26Jul2017 2030: Pause for Breath
I've made it through The Dark Between the Stars and can report: I survived. I picked it up from the library, so I think this qualifies me for a tax rebate of some sort. The last hundred pages begin to pick up steam as occurrences occur -- Kevin J Anderson is clearly less interested in characters than he is in launching fleets of ships armed with "laser missiles". Unfortunately you have to wade through 500 pages of execrable character introductions before that. As part one of a trilogy that is itself a sequel to seven other books I may be missing the subtle nuances at play here, but I doubt he crammed all the decent writing into the first hundred pages seven books ago.
And now for something completely different. Today on Monty's Behind the Curve: Nier Automata. I've heard this one goes to some strange places; I'm excited to see how weird Platinum can get with robots.
20Jul2017 2015: The Dark Between the Lines
I'm still plumbing the depths of the Hugo nominees, but my plumbob may have finally hit bottom. The Dark Between the Stars is one of 120 novels by Kevin J Anderson. If ever somebody wished for talent on a monkey's paw, it is this man; he averages four "novels" a year and makes a very fine living at it. But I hope he doesn't enjoy it. In a year filled with extreme absurdism and infuriating halfsies, The Dark Between the Stars stands out as a singularly incompetent novel.
The basic formula is of a Galaxy-Ending Peril told through Point-Of-View Chapters from Too Many Characters, which describes fully 70% of all fantasy sci-fi these days. Except that the Too Many Characters on offer feel like half a character combined; nobody uses slang, nobody has a strange hobby, nobody has a unique inner voice. Each of the five-page(!) chapters blows through an event in a character's experience with the barest narration before warping to the next. The character development is all hung upon their job, their race, the status of their marriage. Nothing internal bubbles up to inflect their external situation.
Even this might be forgivable if the text itself were scintillating or unique. Instead we have what reads like a prank on the publishing company. The same dull narrative voice plods across the activities of all races and ages. Three-Body Problem had the same issue with simple grammar and a total lack of literary pizazz, but it had the excuse of being translated from a wildly different language. Kevin J Anderson is purportedly natively English, but his book burns my eyes like Atlanta Nights.
Halfway through the book -- I am nothing if not damnedly persistent -- it began to dawn on me. Hugo Awards. 2015. Wasn't GRR Martin saying something that year that wasn't "I'm done with my book"? Oh right! The Internet tried to destroy the Hugos by slating books that reflected their tastes. Sure enough, The Dark Between the Stars was one of their shining ideals. Listen. I've read through a lot of recent Hugo nominees over the past year.
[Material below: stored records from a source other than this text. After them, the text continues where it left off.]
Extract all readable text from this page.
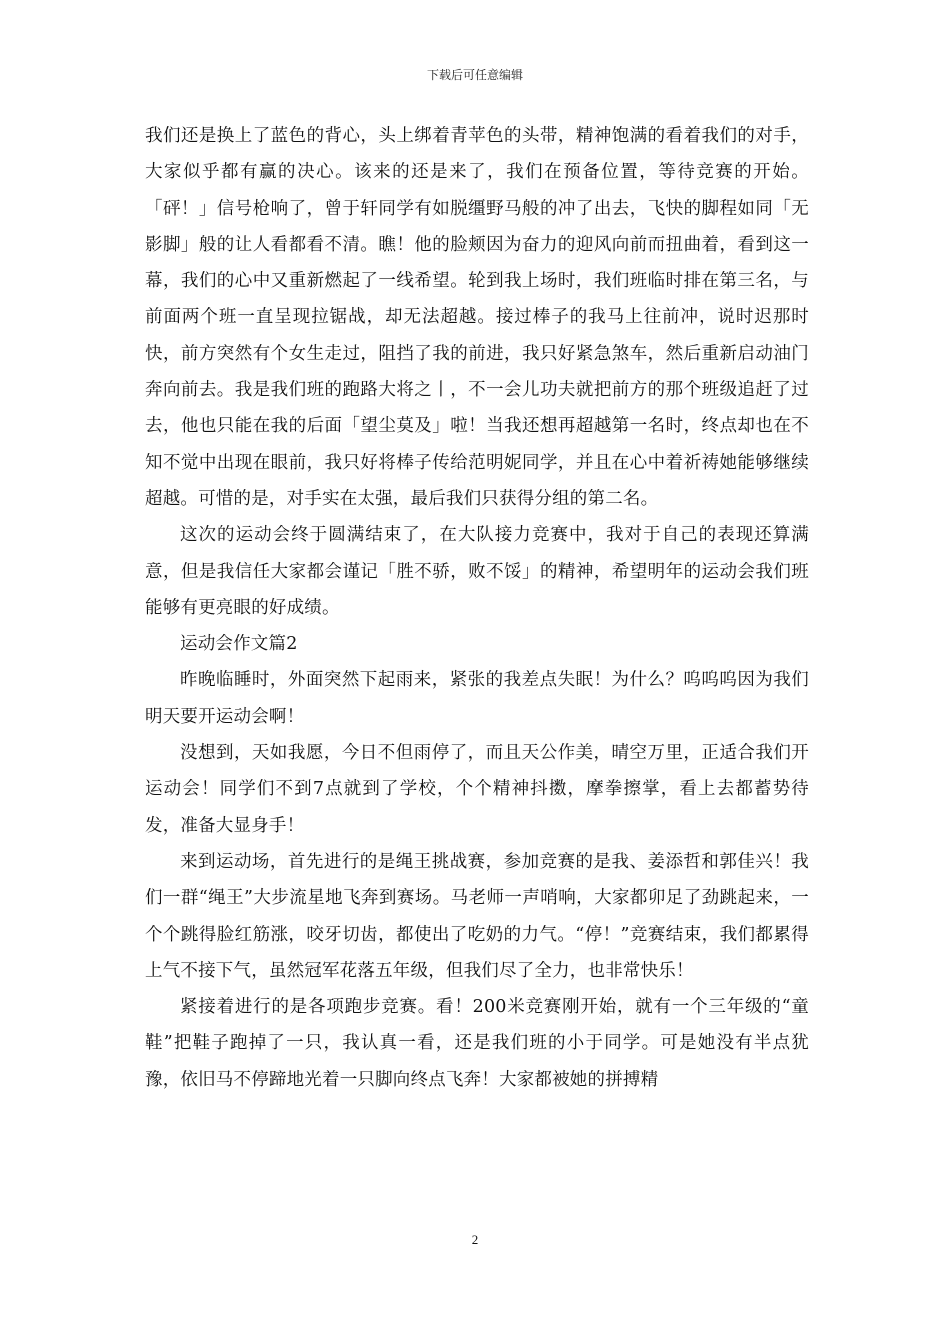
下载后可任意编辑

我们还是换上了蓝色的背心，头上绑着青苹色的头带，精神饱满的看着我们的对手，大家似乎都有赢的决心。该来的还是来了，我们在预备位置，等待竞赛的开始。「砰！」信号枪响了，曾于轩同学有如脱缰野马般的冲了出去，飞快的脚程如同「无影脚」般的让人看都看不清。瞧！他的脸颊因为奋力的迎风向前而扭曲着，看到这一幕，我们的心中又重新燃起了一线希望。轮到我上场时，我们班临时排在第三名，与前面两个班一直呈现拉锯战，却无法超越。接过棒子的我马上往前冲，说时迟那时快，前方突然有个女生走过，阻挡了我的前进，我只好紧急煞车，然后重新启动油门奔向前去。我是我们班的跑路大将之丨，不一会儿功夫就把前方的那个班级追赶了过去，他也只能在我的后面「望尘莫及」啦！当我还想再超越第一名时，终点却也在不知不觉中出现在眼前，我只好将棒子传给范明妮同学，并且在心中着祈祷她能够继续超越。可惜的是，对手实在太强，最后我们只获得分组的第二名。

这次的运动会终于圆满结束了，在大队接力竞赛中，我对于自己的表现还算满意，但是我信任大家都会谨记「胜不骄，败不馁」的精神，希望明年的运动会我们班能够有更亮眼的好成绩。

运动会作文篇2

昨晚临睡时，外面突然下起雨来，紧张的我差点失眠！为什么？呜呜呜因为我们明天要开运动会啊！

没想到，天如我愿，今日不但雨停了，而且天公作美，晴空万里，正适合我们开运动会！同学们不到7点就到了学校，个个精神抖擞，摩拳擦掌，看上去都蓄势待发，准备大显身手！

来到运动场，首先进行的是绳王挑战赛，参加竞赛的是我、姜添哲和郭佳兴！我们一群“绳王”大步流星地飞奔到赛场。马老师一声哨响，大家都卯足了劲跳起来，一个个跳得脸红筋涨，咬牙切齿，都使出了吃奶的力气。“停！”竞赛结束，我们都累得上气不接下气，虽然冠军花落五年级，但我们尽了全力，也非常快乐！

紧接着进行的是各项跑步竞赛。看！200米竞赛刚开始，就有一个三年级的“童鞋”把鞋子跑掉了一只，我认真一看，还是我们班的小于同学。可是她没有半点犹豫，依旧马不停蹄地光着一只脚向终点飞奔！大家都被她的拼搏精

2
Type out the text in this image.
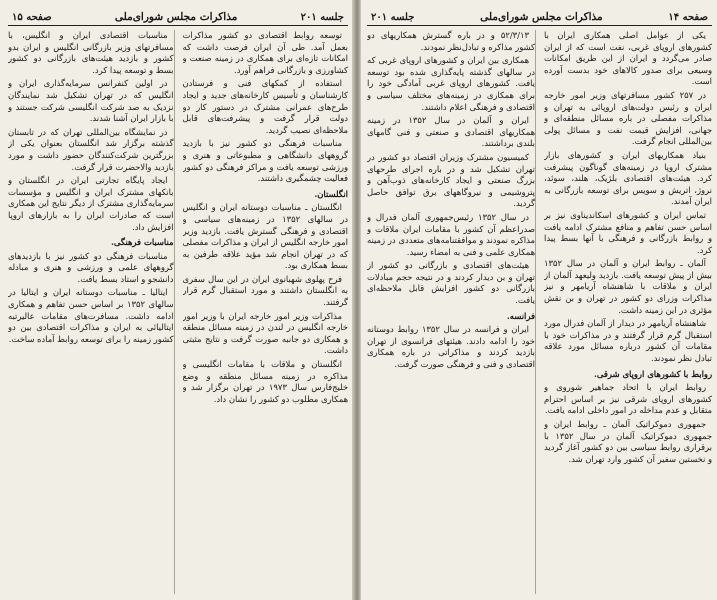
صفحه ۱۵	مذاکرات مجلس شورای‌ملی	جلسه ۲۰۱

توسعه روابط اقتصادی دو کشور مذاکرات بعمل آمد. طی آن ایران فرصت داشت که امکانات تازه‌ای برای همکاری در زمینه صنعت و کشاورزی و بازرگانی فراهم آورد.

استفاده از کمکهای فنی و فرستادن کارشناسان و تأسیس کارخانه‌های جدید و ایجاد طرح‌های عمرانی مشترک در دستور کار دو دولت قرار گرفت و پیشرفت‌های قابل ملاحظه‌ای نصیب گردید.

مناسبات فرهنگی دو کشور نیز با بازدید گروههای دانشگاهی و مطبوعاتی و هنری و ورزشی توسعه یافت و مراکز فرهنگی دو کشور فعالیت چشمگیری داشتند.

انگلستان.

انگلستان ـ مناسبات دوستانه ایران و انگلیس در سالهای ۱۳۵۲ در زمینه‌های سیاسی و اقتصادی و فرهنگی گسترش یافت. بازدید وزیر امور خارجه انگلیس از ایران و مذاکرات مفصلی که در تهران انجام شد مؤید علاقه طرفین به بسط همکاری بود.

فرح پهلوی شهبانوی ایران در این سال سفری به انگلستان داشتند و مورد استقبال گرم قرار گرفتند.

مذاکرات وزیر امور خارجه ایران با وزیر امور خارجه انگلیس در لندن در زمینه مسائل منطقه و همکاری دو جانبه صورت گرفت و نتایج مثبتی داشت.

انگلستان و ملاقات با مقامات انگلیسی و مذاکره در زمینه مسائل منطقه و وضع خلیج‌فارس سال ۱۹۷۳ در تهران برگزار شد و همکاری مطلوب دو کشور را نشان داد.

مناسبات اقتصادی ایران و انگلیس، با مسافرتهای وزیر بازرگانی انگلیس و ایران بدو کشور و بازدید هیئت‌های بازرگانی دو کشور بسط و توسعه پیدا کرد.

در اولین کنفرانس سرمایه‌گذاری ایران و انگلیس که در تهران تشکیل شد نمایندگان نزدیک به صد شرکت انگلیسی شرکت جستند و با بازار ایران آشنا شدند.

در نمایشگاه بین‌المللی تهران که در تابستان گذشته برگزار شد انگلستان بعنوان یکی از بزرگترین شرکت‌کنندگان حضور داشت و مورد بازدید والاحضرت قرار گرفت.

ایجاد پایگاه تجارتی ایران در انگلستان و بانکهای مشترک ایران و انگلیس و مؤسسات سرمایه‌گذاری مشترک از دیگر نتایج این همکاری است که صادرات ایران را به بازارهای اروپا افزایش داد.

مناسبات فرهنگی.

مناسبات فرهنگی دو کشور نیز با بازدیدهای گروههای علمی و ورزشی و هنری و مبادله دانشجو و استاد بسط یافت.

ایتالیا ـ مناسبات دوستانه ایران و ایتالیا در سالهای ۱۳۵۲ بر اساس حسن تفاهم و همکاری ادامه داشت. مسافرت‌های مقامات عالیرتبه ایتالیائی به ایران و مذاکرات اقتصادی بین دو کشور زمینه را برای توسعه روابط آماده ساخت.

جلسه ۲۰۱	مذاکرات مجلس شورای‌ملی	صفحه ۱۴

یکی از عوامل اصلی همکاری ایران با کشورهای اروپای غربی، نفت است که از ایران صادر می‌گردد و ایران از این طریق امکانات وسیعی برای صدور کالاهای خود بدست آورده است.

در ۲۵۷ کشور مسافرتهای وزیر امور خارجه ایران و رئیس دولت‌های اروپائی به تهران و مذاکرات مفصلی در باره مسائل منطقه‌ای و جهانی، افزایش قیمت نفت و مسائل پولی بین‌المللی انجام گرفت.

بنیاد همکاریهای ایران و کشورهای بازار مشترک اروپا در زمینه‌های گوناگون پیشرفت کرد. هیئت‌های اقتصادی بلژیک، هلند، سوئد، نروژ، اتریش و سویس برای توسعه بازرگانی به ایران آمدند.

تماس ایران و کشورهای اسکاندیناوی نیز بر اساس حسن تفاهم و منافع مشترک ادامه یافت و روابط بازرگانی و فرهنگی با آنها بسط پیدا کرد.

آلمان ـ روابط ایران و آلمان در سال ۱۳۵۲ بیش از پیش توسعه یافت. بازدید ولیعهد آلمان از ایران و ملاقات با شاهنشاه آریامهر و نیز مذاکرات وزرای دو کشور در تهران و بن نقش مؤثری در این زمینه داشت.

شاهنشاه آریامهر در دیدار از آلمان فدرال مورد استقبال گرم قرار گرفتند و در مذاکرات خود با مقامات آن کشور درباره مسائل مورد علاقه تبادل نظر نمودند.

روابط با کشورهای اروپای شرقی.

روابط ایران با اتحاد جماهیر شوروی و کشورهای اروپای شرقی نیز بر اساس احترام متقابل و عدم مداخله در امور داخلی ادامه یافت.

جمهوری دموکراتیک آلمان ـ روابط ایران و جمهوری دموکراتیک آلمان در سال ۱۳۵۲ با برقراری روابط سیاسی بین دو کشور آغاز گردید و نخستین سفیر آن کشور وارد تهران شد.

۵۲/۳/۱۳ و در باره گسترش همکاریهای دو کشور مذاکره و تبادل‌نظر نمودند.

همکاری بین ایران و کشورهای اروپای غربی که در سالهای گذشته پایه‌گذاری شده بود توسعه یافت. کشورهای اروپای غربی آمادگی خود را برای همکاری در زمینه‌های مختلف سیاسی و اقتصادی و فرهنگی اعلام داشتند.

ایران و آلمان در سال ۱۳۵۲ در زمینه همکاریهای اقتصادی و صنعتی و فنی گامهای بلندی برداشتند.

کمیسیون مشترک وزیران اقتصاد دو کشور در تهران تشکیل شد و در باره اجرای طرحهای بزرگ صنعتی و ایجاد کارخانه‌های ذوب‌آهن و پتروشیمی و نیروگاههای برق توافق حاصل گردید.

در سال ۱۳۵۲ رئیس‌جمهوری آلمان فدرال و صدراعظم آن کشور با مقامات ایران ملاقات و مذاکره نمودند و موافقتنامه‌های متعددی در زمینه همکاری علمی و فنی به امضاء رسید.

هیئت‌های اقتصادی و بازرگانی دو کشور از تهران و بن دیدار کردند و در نتیجه حجم مبادلات بازرگانی دو کشور افزایش قابل ملاحظه‌ای یافت.

فرانسه.

ایران و فرانسه در سال ۱۳۵۲ روابط دوستانه خود را ادامه دادند. هیئتهای فرانسوی از تهران بازدید کردند و مذاکراتی در باره همکاری اقتصادی و فنی و فرهنگی صورت گرفت.
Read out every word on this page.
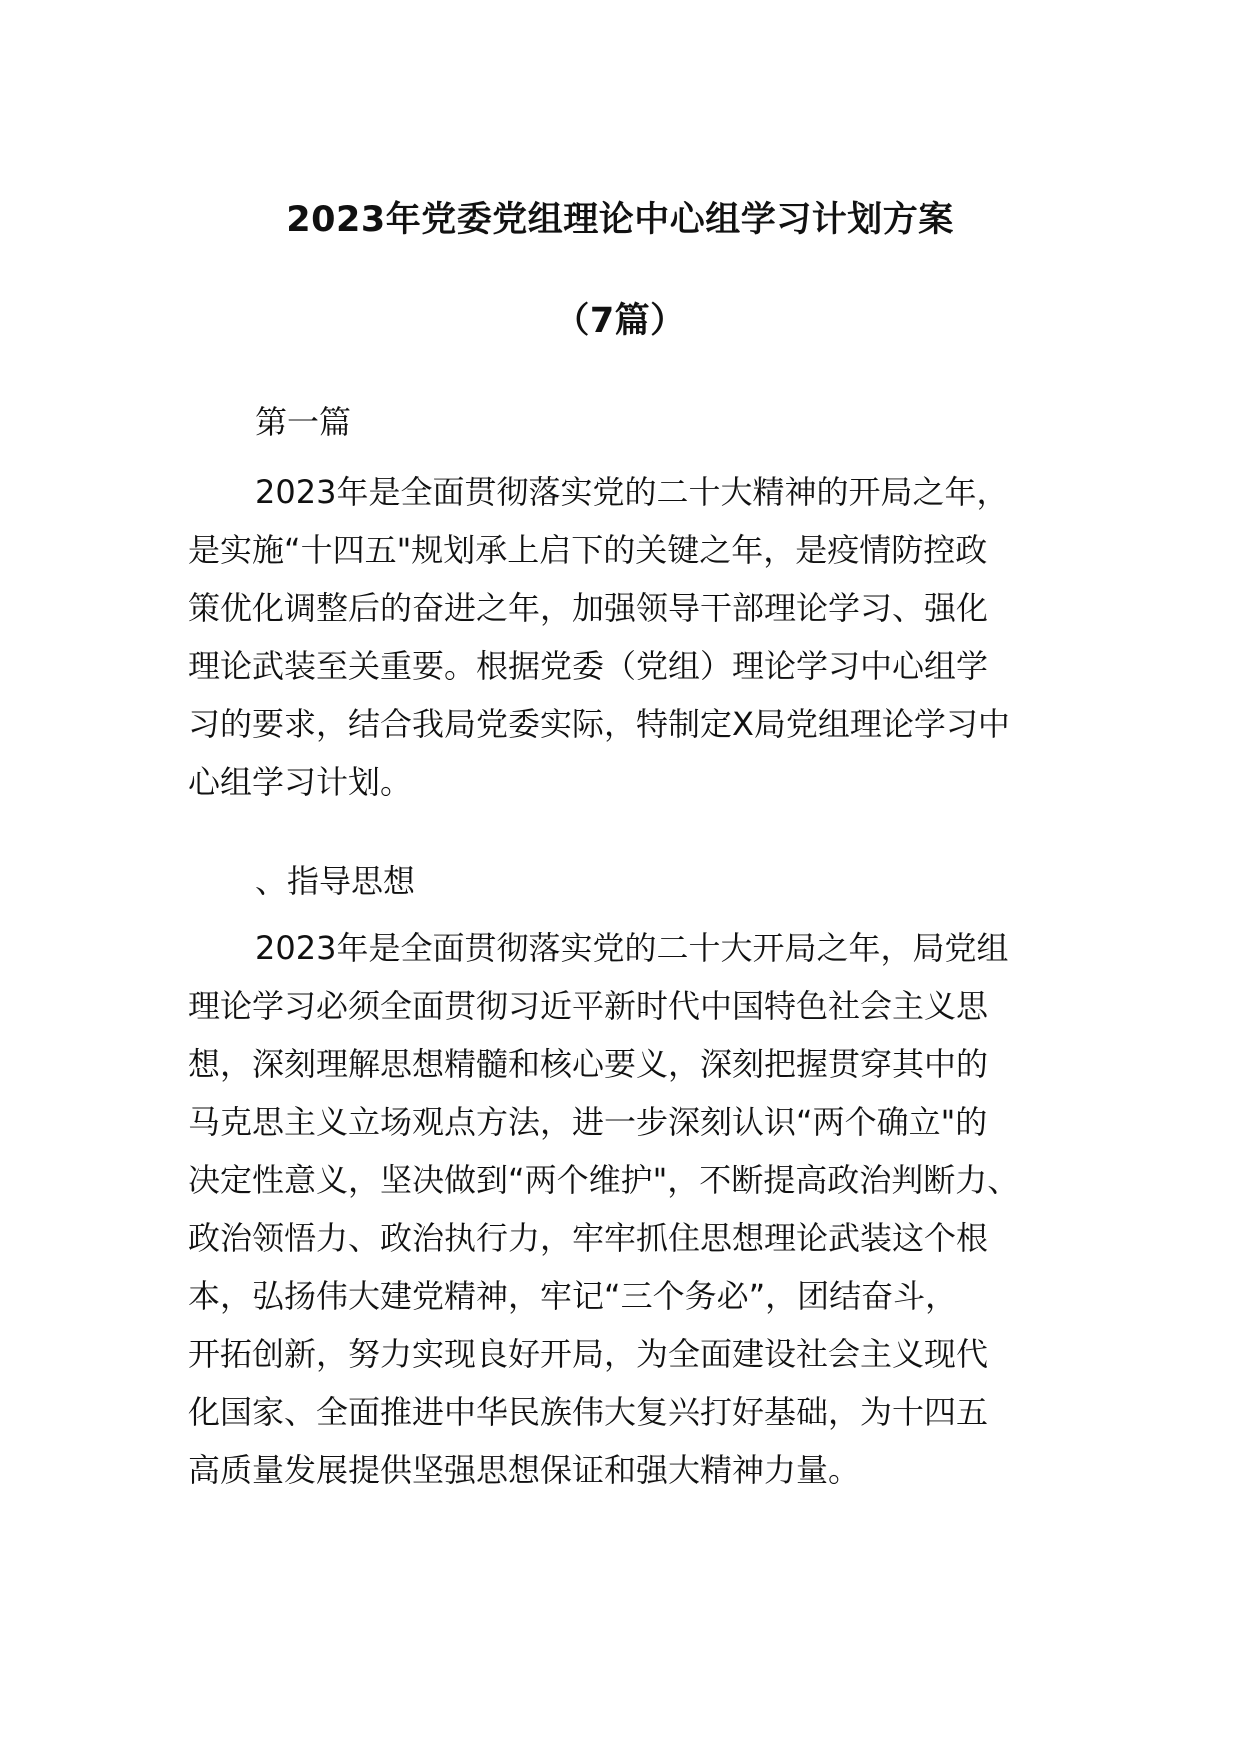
2023年党委党组理论中心组学习计划方案
（7篇）
第一篇
2023年是全面贯彻落实党的二十大精神的开局之年，
是实施“十四五"规划承上启下的关键之年，是疫情防控政
策优化调整后的奋进之年，加强领导干部理论学习、强化
理论武装至关重要。根据党委（党组）理论学习中心组学
习的要求，结合我局党委实际，特制定X局党组理论学习中
心组学习计划。
、指导思想
2023年是全面贯彻落实党的二十大开局之年，局党组
理论学习必须全面贯彻习近平新时代中国特色社会主义思
想，深刻理解思想精髓和核心要义，深刻把握贯穿其中的
马克思主义立场观点方法，进一步深刻认识“两个确立"的
决定性意义，坚决做到“两个维护"，不断提高政治判断力、
政治领悟力、政治执行力，牢牢抓住思想理论武装这个根
本，弘扬伟大建党精神，牢记“三个务必”，团结奋斗，
开拓创新，努力实现良好开局，为全面建设社会主义现代
化国家、全面推进中华民族伟大复兴打好基础，为十四五
高质量发展提供坚强思想保证和强大精神力量。
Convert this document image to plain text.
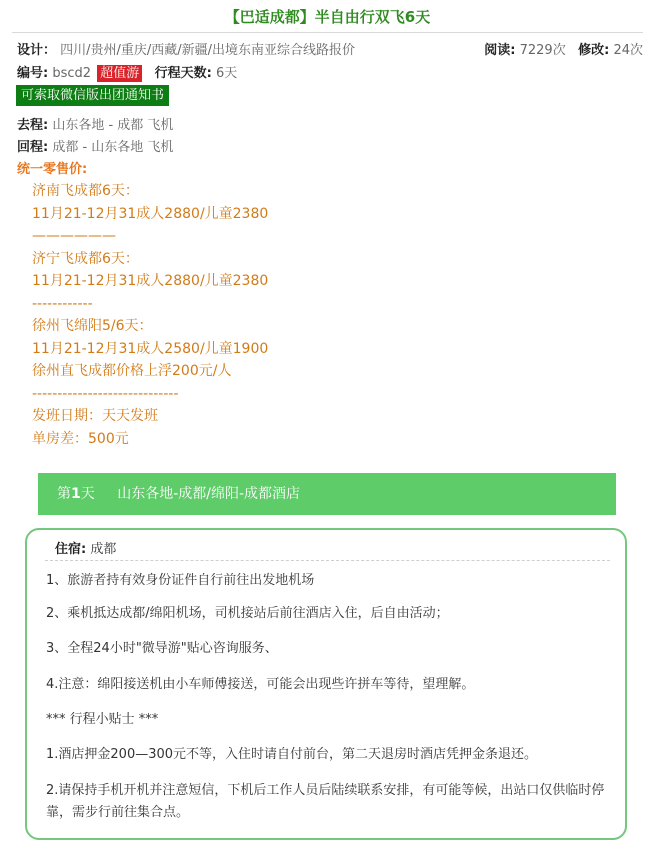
【巴适成都】半自由行双飞6天
设计： 四川/贵州/重庆/西藏/新疆/出境东南亚综合线路报价	阅读: 7229次 修改: 24次
编号: bscd2 超值游 行程天数: 6天
可索取微信版出团通知书
去程: 山东各地 - 成都 飞机
回程: 成都 - 山东各地 飞机
统一零售价:
济南飞成都6天：
11月21-12月31成人2880/儿童2380
——————
济宁飞成都6天：
11月21-12月31成人2880/儿童2380
------------
徐州飞绵阳5/6天：
11月21-12月31成人2580/儿童1900
徐州直飞成都价格上浮200元/人
-----------------------------
发班日期：天天发班
单房差：500元
第1天 山东各地-成都/绵阳-成都酒店
住宿: 成都
1、旅游者持有效身份证件自行前往出发地机场
2、乘机抵达成都/绵阳机场，司机接站后前往酒店入住，后自由活动；
3、全程24小时"微导游"贴心咨询服务、
4.注意：绵阳接送机由小车师傅接送，可能会出现些许拼车等待，望理解。
*** 行程小贴士 ***
1.酒店押金200—300元不等，入住时请自付前台，第二天退房时酒店凭押金条退还。
2.请保持手机开机并注意短信，下机后工作人员后陆续联系安排，有可能等候，出站口仅供临时停靠，需步行前往集合点。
I understand that you Puppies may feel like you're surrounded by books about feelings written by women...because it's largely true. That is super happening in sci-fi right now. But even so, even if that is the fight you choose to fight, why would you choose The Dark Between the Stars as your avatar? Surely there is a good novel out there somewhere that has derring-do and Galaxy-Ending Peril? This. Book. Is. Not. Good. Which is a statement separate from "I hate this book". I think this book is entirely reflective of the three months Kevin can spare to write it, and it is bad. But I'm still reading it.
12Jul2017 1915: To the Test
Did everybody enjoy their holiday
day-in-the-middle-of-the-week? Me too. The constant 40% chance of rain kept me
from going anywhere but also didn't actually rain, so all the fireworks went off
without a hitch and without me.
July 4th is never the real holiday anyway. That comes the next weekend, when the mother-side family reunion affects some unsuspecting city. My mom and her twin were celebrating their Super-Sweet 60th so we had a more relaxed birthday theme than most years. I deployed a seven-foot crossword puzzle to great effect!
But this weekend could be even more exciting. There's a boardgame prototype exchange being brokered through my sister. She's an odd confluence of comic-book writers, musicians, and apparently at least two people who claim to be making a boardgame. I'm going to go put my Overlaird to the test! And hopefully scam some people into playing a game of Sol with me because it is rad. There's a lore book! No rules, just lore! I dig that kind of silly thing.